Even when I try to throw it off the scent by making irrelevant comments, it very naturally acknowledges my comment and tries to gently usher me back to the process. Again, this is how a human would behave, but it’s absolutely not how a rules-based dialog system would ever behave — such systems are incapable of handling that kind of user behaviour.
It correctly reasons that no lights on my router probably means there’s no power and it tells me so. It seemed to reason about my problem and created its own very natural response that was informed by the troubleshooting tips. But it’s not repeating those tips, its interpreting them and responding with something very different from the original text of the troubleshooting tips.

I’m very impressed by this performance. GPT-4’s reasoning ability allowed it to follow my natural language description of the troubleshooting process.

👉 I tried the same with GPT-3.5, but it wasn’t good enough to get me through the process. Lesson: high performance LLMs make new things possible.

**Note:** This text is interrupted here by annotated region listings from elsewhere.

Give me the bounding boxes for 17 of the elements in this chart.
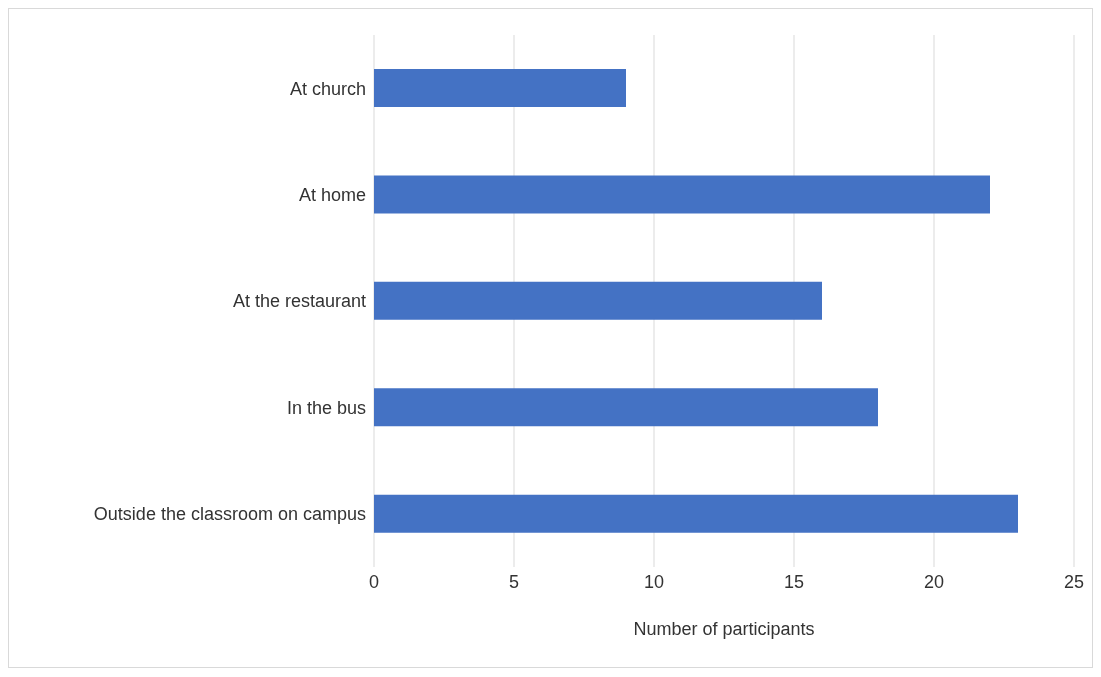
y-tick-label: In the bus (286, 397, 366, 418)
x-tick-label: 20 (923, 571, 945, 592)
y-tick-label: At the restaurant (232, 291, 366, 312)
y-tick-label: At home (298, 184, 366, 205)
x-tick-label: 5 (508, 571, 520, 592)
y-tick-label: Outside the classroom on campus (93, 504, 366, 525)
y-tick-label: At church (289, 78, 366, 99)
bar (374, 175, 990, 214)
bar (374, 69, 626, 108)
bar (374, 388, 878, 427)
x-tick-label: 15 (783, 571, 805, 592)
bar (374, 494, 1018, 533)
x-tick-label: 0 (368, 571, 380, 592)
x-tick-label: 10 (643, 571, 665, 592)
bar (374, 281, 822, 320)
x-tick-label: 25 (1063, 571, 1085, 592)
x-axis-title: Number of participants (633, 619, 815, 639)
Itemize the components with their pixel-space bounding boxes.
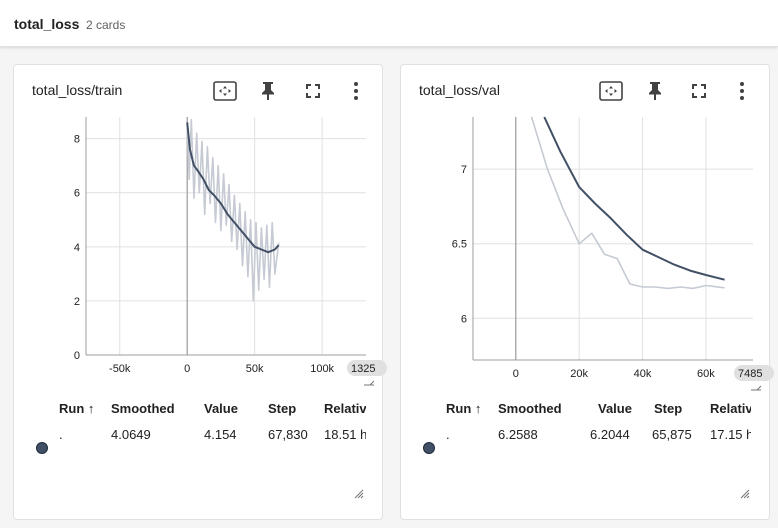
pin-icon [262,82,274,100]
loss-chart-val[interactable]: 6 6.5 7 0 20k 40k 60k 7485 [401,65,774,395]
y-tick-label: 0 [74,350,80,362]
data-table: Run ↑ Smoothed Value Step Relative . 6.2… [401,395,751,455]
x-tick-label: 50k [246,363,264,375]
y-tick-label: 4 [74,242,80,254]
pin-button[interactable] [256,79,280,103]
col-header-smoothed[interactable]: Smoothed [111,401,175,416]
col-header-run[interactable]: Run ↑ [59,401,95,416]
col-header-value[interactable]: Value [204,401,238,416]
group-card-count: 2 cards [86,18,126,32]
row-relative: 18.51 h [324,427,366,442]
smoothed-series-line [543,116,725,281]
col-header-value[interactable]: Value [598,401,632,416]
resize-icon[interactable] [740,489,750,499]
row-step: 67,830 [268,427,308,442]
smoothed-series-line [186,122,280,254]
x-tick-label: 40k [634,368,652,380]
fit-domain-button[interactable] [599,79,623,103]
more-vert-icon [354,82,358,100]
x-edge-badge [734,365,774,381]
more-options-button[interactable] [730,79,754,103]
x-tick-label: 0 [184,363,190,375]
x-tick-label: -50k [109,363,131,375]
x-edge-badge [347,360,387,376]
raw-series-line [530,116,725,290]
resize-icon[interactable] [354,489,364,499]
row-step: 65,875 [652,427,692,442]
group-title: total_loss [14,16,80,32]
y-tick-label: 8 [74,134,80,146]
row-value: 4.154 [204,427,237,442]
row-smoothed: 4.0649 [111,427,151,442]
y-tick-label: 2 [74,296,80,308]
data-table: Run ↑ Smoothed Value Step Relative . 4.0… [14,395,366,455]
y-tick-label: 6.5 [452,239,467,251]
chart-resize-icon [364,380,375,386]
col-header-smoothed[interactable]: Smoothed [498,401,562,416]
fullscreen-button[interactable] [301,79,325,103]
y-tick-label: 6 [74,188,80,200]
fullscreen-icon [306,84,320,98]
x-tick-label: 100k [310,363,334,375]
chart-resize-icon [751,385,762,391]
row-run-name: . [59,427,63,442]
run-color-swatch[interactable] [423,442,435,454]
x-edge-label: 1325 [351,363,375,375]
more-options-button[interactable] [344,79,368,103]
fit-domain-icon [599,81,623,101]
col-header-run[interactable]: Run ↑ [446,401,482,416]
raw-series-line [186,118,280,302]
col-header-step[interactable]: Step [654,401,683,416]
fit-domain-icon [213,81,237,101]
y-tick-label: 6 [461,313,467,325]
fullscreen-button[interactable] [687,79,711,103]
row-value: 6.2044 [590,427,630,442]
col-header-relative[interactable]: Relative [710,401,751,416]
run-color-swatch[interactable] [36,442,48,454]
row-relative: 17.15 h [710,427,751,442]
card-title: total_loss/val [419,82,500,98]
row-smoothed: 6.2588 [498,427,538,442]
loss-chart-train[interactable]: 0 2 4 6 8 -50k 0 50k 100k 1325 [14,65,387,395]
col-header-step[interactable]: Step [268,401,297,416]
x-tick-label: 20k [570,368,588,380]
scalar-card-train: total_loss/train 0 2 4 6 8 -50k 0 50k 100k 1325 R… [13,64,387,520]
pin-button[interactable] [643,79,667,103]
y-tick-label: 7 [461,164,467,176]
pin-icon [649,82,661,100]
fit-domain-button[interactable] [213,79,237,103]
col-header-relative[interactable]: Relative [324,401,366,416]
card-group-header: total_loss 2 cards [0,0,778,47]
more-vert-icon [740,82,744,100]
card-title: total_loss/train [32,82,123,98]
x-tick-label: 60k [697,368,715,380]
x-tick-label: 0 [513,368,519,380]
x-edge-label: 7485 [738,368,762,380]
scalar-card-val: total_loss/val 6 6.5 7 0 20k 40k 60k 7485 Run ↑… [400,64,774,520]
fullscreen-icon [692,84,706,98]
row-run-name: . [446,427,450,442]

Building this level of sophistication with a traditional intent/dialog model would be a complete nightmare! But I wrote that prompt in literally 5 minutes with text copied from the internet.

What does this mean?

Is this the end of the intent/dialog model for conversational systems? I think it is. That troubleshooting use case was massively superior to anything I could imagine building with more conventional technology.

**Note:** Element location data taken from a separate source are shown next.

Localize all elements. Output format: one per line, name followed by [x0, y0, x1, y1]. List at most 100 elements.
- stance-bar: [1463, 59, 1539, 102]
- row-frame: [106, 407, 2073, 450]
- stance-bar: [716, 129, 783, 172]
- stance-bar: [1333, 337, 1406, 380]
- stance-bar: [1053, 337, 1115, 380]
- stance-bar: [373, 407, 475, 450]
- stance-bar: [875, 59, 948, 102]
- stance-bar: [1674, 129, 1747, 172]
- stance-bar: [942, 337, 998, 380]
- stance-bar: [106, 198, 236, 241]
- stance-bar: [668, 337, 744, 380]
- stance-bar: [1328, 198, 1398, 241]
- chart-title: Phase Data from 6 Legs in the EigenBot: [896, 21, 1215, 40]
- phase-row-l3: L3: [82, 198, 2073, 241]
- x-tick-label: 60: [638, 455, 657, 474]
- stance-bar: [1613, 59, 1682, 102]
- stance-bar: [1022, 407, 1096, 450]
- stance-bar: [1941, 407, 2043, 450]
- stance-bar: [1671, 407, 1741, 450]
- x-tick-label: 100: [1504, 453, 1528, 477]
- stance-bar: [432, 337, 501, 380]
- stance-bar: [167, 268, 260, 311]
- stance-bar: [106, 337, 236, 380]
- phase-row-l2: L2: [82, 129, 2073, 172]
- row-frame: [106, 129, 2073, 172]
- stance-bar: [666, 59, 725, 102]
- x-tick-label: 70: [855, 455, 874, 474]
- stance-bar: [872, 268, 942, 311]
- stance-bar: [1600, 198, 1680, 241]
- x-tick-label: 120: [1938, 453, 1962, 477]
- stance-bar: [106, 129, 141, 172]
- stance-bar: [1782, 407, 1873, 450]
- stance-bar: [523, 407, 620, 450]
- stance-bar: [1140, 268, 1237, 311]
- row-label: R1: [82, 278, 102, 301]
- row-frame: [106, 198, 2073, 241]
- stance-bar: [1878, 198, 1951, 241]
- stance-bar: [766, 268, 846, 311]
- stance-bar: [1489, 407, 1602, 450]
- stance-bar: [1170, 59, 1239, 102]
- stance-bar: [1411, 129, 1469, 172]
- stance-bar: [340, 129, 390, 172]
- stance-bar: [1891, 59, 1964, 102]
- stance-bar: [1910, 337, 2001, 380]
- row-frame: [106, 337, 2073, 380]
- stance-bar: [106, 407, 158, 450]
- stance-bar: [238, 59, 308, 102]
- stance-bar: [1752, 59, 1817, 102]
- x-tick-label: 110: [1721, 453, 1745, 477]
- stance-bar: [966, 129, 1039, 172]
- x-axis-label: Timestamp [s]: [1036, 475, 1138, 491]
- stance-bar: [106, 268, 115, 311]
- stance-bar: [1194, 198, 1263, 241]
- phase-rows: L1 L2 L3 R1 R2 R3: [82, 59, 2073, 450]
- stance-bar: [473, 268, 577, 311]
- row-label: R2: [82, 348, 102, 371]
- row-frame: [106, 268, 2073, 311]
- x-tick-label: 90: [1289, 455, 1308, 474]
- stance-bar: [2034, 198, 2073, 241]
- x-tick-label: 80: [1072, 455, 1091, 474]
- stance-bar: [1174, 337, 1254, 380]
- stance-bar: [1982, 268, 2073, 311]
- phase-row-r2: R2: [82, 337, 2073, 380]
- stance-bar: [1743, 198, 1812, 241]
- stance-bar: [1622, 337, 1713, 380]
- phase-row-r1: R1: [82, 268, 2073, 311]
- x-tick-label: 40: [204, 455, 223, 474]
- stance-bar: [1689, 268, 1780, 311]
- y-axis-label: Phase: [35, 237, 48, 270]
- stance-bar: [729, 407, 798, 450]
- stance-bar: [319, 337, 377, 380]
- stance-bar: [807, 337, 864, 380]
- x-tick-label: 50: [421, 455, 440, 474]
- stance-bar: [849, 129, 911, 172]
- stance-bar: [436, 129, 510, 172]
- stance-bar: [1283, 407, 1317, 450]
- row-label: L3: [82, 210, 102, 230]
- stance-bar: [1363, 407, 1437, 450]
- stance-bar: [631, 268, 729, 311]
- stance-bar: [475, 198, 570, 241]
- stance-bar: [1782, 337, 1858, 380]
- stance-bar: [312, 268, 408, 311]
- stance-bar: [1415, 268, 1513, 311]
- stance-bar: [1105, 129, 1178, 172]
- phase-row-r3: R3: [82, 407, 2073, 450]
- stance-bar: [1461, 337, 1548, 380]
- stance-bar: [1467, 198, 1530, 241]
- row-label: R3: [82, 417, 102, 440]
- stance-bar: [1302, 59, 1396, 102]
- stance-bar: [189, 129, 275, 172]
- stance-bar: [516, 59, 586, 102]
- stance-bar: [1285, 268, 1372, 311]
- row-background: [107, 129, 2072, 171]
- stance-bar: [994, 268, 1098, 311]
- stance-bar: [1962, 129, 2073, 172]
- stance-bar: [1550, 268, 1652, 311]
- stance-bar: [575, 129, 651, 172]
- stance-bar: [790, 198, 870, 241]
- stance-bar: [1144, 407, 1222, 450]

However, some use cases or processes will be too complex for GPT-4’s reasoning abilities today. But I think we’re on a very clear path to these reasoning abilities improving and so the future seems very clear to me. If you can’t do it today, you probably will be able to do it in the near future.

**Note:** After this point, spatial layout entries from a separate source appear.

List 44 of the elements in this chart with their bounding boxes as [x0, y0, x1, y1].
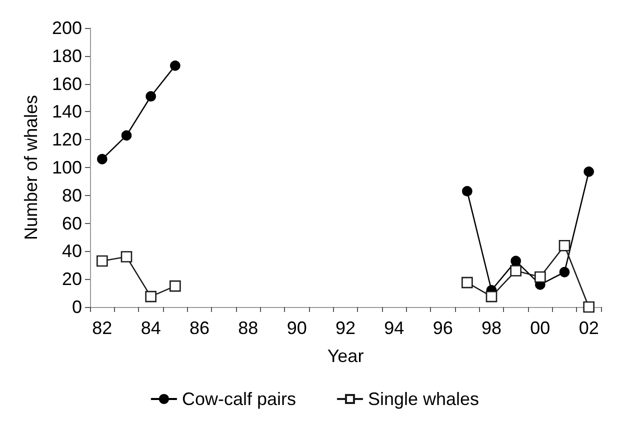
point — [170, 60, 180, 71]
point — [510, 256, 521, 266]
y-tick-label: 180 — [52, 46, 82, 66]
y-tick-label: 60 — [62, 213, 82, 234]
legend-label: Single whales — [368, 389, 480, 409]
y-tick-label: 20 — [62, 269, 82, 290]
y-tick-label: 40 — [62, 241, 82, 262]
point — [120, 251, 132, 262]
y-axis-title: Number of whales — [21, 94, 41, 240]
x-tick-label: 82 — [92, 318, 112, 338]
x-tick-label: 94 — [384, 318, 404, 338]
y-tick-label: 160 — [52, 74, 82, 94]
point — [583, 301, 594, 313]
x-tick-label: 96 — [432, 318, 453, 338]
y-tick-label: 0 — [72, 297, 82, 317]
x-tick-label: 00 — [530, 318, 550, 338]
y-tick-label: 80 — [62, 185, 82, 206]
point — [121, 130, 132, 141]
point — [97, 154, 108, 164]
x-tick-label: 98 — [481, 318, 502, 338]
y-tick-label: 100 — [52, 158, 82, 178]
point — [170, 280, 181, 292]
y-tick-label: 140 — [52, 102, 82, 122]
x-tick-label: 88 — [238, 318, 258, 338]
x-tick-label: 90 — [286, 318, 307, 338]
point — [145, 290, 156, 302]
x-tick-label: 84 — [140, 318, 161, 338]
point — [462, 186, 472, 196]
point — [510, 265, 522, 276]
legend-label: Cow-calf pairs — [182, 389, 296, 409]
point — [584, 166, 594, 177]
point — [559, 266, 570, 278]
point — [558, 240, 570, 252]
x-tick-label: 02 — [578, 318, 599, 338]
y-tick-label: 200 — [52, 18, 82, 38]
point — [146, 91, 156, 102]
x-tick-label: 86 — [189, 318, 210, 338]
point — [462, 276, 473, 288]
y-tick-label: 120 — [52, 130, 82, 150]
x-axis-title: Year — [327, 346, 364, 366]
point — [534, 271, 546, 283]
x-tick-label: 92 — [335, 318, 356, 338]
point — [96, 255, 108, 267]
point — [486, 290, 498, 302]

This idea that we give guidance to a model and allow it to hold a conversation is troubling to some, because we can never be totally sure about how it will respond. In traditional IT we’ve been able to define a set of tests that exercise every path through a system and tick them off to prove the system behaves the way we wish it to. With LLMs we don’t know what all the possible paths are, so we can’t define an exhaustive set of tests. But, I’d argue that many conventional systems are sufficiently complex that a complete set of tests is an illusion — it’s often beyond reasonable effort to trace every possible path. That’s why conventional systems have bugs — because it’s too difficult to define an exhaustive set of tests. So, really, LLMs aren’t so different after all.

In summary

The benefits of GPT-like technology, in terms of simplifying the way that we encode and execute conversational processes, are enormous. If today we can entrust a troubleshooting process to GPT-4, who knows what we’ll entrust it with tomorrow. Reasoning in Large Language Models is one of the big things that’s improved from GPT-3 -> GPT-3.5 -> GPT-4. We should probably expect this to improve further.